14 aprile 1912: al suo viaggio inaugurale, il transatlantico Titanic cola a picco dopo la collisione contro un iceberg al largo delle coste di Terranova. Migliaia di persone periscono, tante altre si salvano in una delle tragiche storie del mare che più di altre continua a destare interrogativi e a coinvolgere il pubblico. Questo libro leggibile come un romanzo narra la vicenda della nave, del suo equipaggio, dei suoi passeggeri in un affresco dettagliato e appassionante che fa luce su molti aspetti che a lungo sono rimasti misteriosi. Perché una nave giudicata inaffondabile cola a picco in poche ore? Che cosa c'è di vero nelle premonizioni e in quelli che furono interpretati come strani segnali dall'occulto? Si può parlare di complotto ai danni della nave? In che cosa consisteva il vero "tesoro" che molti cercarono a lungo e ostinatamente per anni? A queste e a tante altre domande Claudio Bossi dà una risposta esauriente, ricca di particolari raccolti in trent'anni di pazienti ricerche. Così, al racconto della vicenda che accomunò migliaia di persone e i loro familiari si unisce la ricostruzione delle storie individuali più interessanti.
Interessante. Da una informazione generale su tutta la tragedia attorno a questo transatlantico. Non sono una esperta a riguardo, quindi non mi è possibile giudicare i contenuti, ma personalmente sono stata contenta di averlo acquistato.

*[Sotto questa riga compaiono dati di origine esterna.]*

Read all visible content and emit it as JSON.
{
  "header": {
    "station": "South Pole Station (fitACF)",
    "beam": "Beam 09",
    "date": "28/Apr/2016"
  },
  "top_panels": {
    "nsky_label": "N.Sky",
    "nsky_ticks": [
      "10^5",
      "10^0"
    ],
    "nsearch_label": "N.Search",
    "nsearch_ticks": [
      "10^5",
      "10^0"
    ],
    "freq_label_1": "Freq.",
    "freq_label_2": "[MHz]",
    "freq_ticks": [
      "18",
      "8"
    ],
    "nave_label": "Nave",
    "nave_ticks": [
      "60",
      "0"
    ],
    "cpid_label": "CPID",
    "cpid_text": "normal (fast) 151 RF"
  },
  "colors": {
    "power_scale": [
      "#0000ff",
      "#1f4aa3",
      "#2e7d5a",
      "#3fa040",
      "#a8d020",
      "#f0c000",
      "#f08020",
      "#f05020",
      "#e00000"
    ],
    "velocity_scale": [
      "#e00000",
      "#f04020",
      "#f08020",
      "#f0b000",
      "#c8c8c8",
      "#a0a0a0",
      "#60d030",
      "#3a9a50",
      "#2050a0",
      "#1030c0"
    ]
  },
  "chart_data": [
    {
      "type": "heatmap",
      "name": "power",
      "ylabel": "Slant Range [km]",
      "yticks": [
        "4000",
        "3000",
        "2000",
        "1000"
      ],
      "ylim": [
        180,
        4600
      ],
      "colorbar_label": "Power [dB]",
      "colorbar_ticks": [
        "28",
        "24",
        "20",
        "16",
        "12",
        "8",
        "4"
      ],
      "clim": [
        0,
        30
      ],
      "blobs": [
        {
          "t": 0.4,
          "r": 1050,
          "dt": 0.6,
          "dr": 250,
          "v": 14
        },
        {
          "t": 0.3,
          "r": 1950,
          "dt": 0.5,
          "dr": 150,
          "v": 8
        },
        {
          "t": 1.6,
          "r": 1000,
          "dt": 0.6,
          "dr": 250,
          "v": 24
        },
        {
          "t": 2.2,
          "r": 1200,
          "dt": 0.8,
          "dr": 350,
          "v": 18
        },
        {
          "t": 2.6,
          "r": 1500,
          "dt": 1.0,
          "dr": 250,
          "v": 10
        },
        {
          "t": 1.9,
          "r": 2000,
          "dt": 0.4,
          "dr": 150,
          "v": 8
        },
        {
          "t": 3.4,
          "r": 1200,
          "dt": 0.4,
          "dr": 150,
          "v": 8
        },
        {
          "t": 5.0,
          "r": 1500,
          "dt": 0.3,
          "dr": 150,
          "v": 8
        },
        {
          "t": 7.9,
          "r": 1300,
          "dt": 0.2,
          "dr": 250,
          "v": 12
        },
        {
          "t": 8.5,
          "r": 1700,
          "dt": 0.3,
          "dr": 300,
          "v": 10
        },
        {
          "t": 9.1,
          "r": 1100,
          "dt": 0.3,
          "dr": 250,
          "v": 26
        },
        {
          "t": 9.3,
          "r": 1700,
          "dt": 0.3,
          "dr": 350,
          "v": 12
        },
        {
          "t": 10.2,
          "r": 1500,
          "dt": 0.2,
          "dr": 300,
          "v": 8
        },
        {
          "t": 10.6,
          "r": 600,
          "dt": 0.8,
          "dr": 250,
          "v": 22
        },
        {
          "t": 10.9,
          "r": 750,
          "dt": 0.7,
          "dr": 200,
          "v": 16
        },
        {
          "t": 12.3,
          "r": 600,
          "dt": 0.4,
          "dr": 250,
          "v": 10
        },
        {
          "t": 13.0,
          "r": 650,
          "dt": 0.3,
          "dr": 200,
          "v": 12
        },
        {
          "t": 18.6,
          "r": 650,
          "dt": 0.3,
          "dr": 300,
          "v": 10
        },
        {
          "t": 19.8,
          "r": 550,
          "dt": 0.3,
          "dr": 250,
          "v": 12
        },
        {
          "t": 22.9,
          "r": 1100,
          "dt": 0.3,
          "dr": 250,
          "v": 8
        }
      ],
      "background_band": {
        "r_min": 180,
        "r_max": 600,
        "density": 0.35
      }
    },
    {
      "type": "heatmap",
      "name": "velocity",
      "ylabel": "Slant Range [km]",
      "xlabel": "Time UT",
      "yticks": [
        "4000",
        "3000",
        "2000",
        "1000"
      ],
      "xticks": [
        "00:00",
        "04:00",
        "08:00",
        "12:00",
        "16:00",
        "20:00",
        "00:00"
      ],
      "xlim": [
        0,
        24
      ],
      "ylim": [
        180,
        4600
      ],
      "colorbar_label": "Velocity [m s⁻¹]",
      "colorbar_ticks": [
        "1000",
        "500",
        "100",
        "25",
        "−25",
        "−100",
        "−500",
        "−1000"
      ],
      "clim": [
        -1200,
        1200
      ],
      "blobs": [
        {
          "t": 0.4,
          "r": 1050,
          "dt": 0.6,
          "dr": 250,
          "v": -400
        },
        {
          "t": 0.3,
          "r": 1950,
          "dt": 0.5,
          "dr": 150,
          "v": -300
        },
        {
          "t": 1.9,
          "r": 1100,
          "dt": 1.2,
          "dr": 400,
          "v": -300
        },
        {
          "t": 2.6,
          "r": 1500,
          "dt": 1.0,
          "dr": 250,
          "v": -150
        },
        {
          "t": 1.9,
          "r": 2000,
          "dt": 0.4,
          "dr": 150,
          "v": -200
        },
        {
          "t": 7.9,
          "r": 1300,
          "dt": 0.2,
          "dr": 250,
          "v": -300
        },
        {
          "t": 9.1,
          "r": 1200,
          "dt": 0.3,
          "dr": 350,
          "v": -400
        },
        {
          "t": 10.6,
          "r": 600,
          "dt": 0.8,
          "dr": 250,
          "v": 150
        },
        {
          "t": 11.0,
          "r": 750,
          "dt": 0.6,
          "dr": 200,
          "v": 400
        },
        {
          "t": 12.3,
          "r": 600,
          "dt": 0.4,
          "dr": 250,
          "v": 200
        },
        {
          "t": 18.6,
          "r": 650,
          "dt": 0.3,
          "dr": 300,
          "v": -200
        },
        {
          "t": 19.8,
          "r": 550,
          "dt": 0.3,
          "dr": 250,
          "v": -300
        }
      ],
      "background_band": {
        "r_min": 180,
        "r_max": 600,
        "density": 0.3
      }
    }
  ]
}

Sono un'appassionata del Titanic da sempre e ritengo questo libro ottimo per avere un'infarinatura generale sulla vicenda. Tocca svariati punti (nascita del transatlantico, cause della tragedia, inchiesta americana e britannica, ritrovamento del relitto nel 1985, ecc.) non mancando di dedicare un capitolo alle storie personali di alcuni passeggeri. E' scorrevole ed esauriente, un must-have (o meglio, un must-read) come il libro di Walter Lord. Se amate la storia del Titanic, leggetelo, non ve ne pentirete!
D'appassionata della tragica vicenda del Titanic, non appena ho adocchiato questo libro tra le novità in biblioteca, l’ho subito preso.
È stata una lettura davvero immersiva. Ho avuto il piacere di apprendere dettagli a me prima sconosciuti. Per esempio: la motivazione dietro la riduzione del numero di scialuppe di salvataggio; il fatto che a bordo ci fosse addirittura un ufficio postale da cui i passeggeri potevano inviare telegrammi; o che i materiali usati per la costruzione oggi non sarebbero neppure ammessi in cantiere.
Un grande tocco di classe e di riconoscenza va alla menzione dei passeggeri: le loro storie, sia di chi è deceduto nel naufragio, sia di chi è sopravvissuto e oggi non c’è più.
Davvero un ottimo lavoro e una piccola chicca per chi ama la storia del Titanic.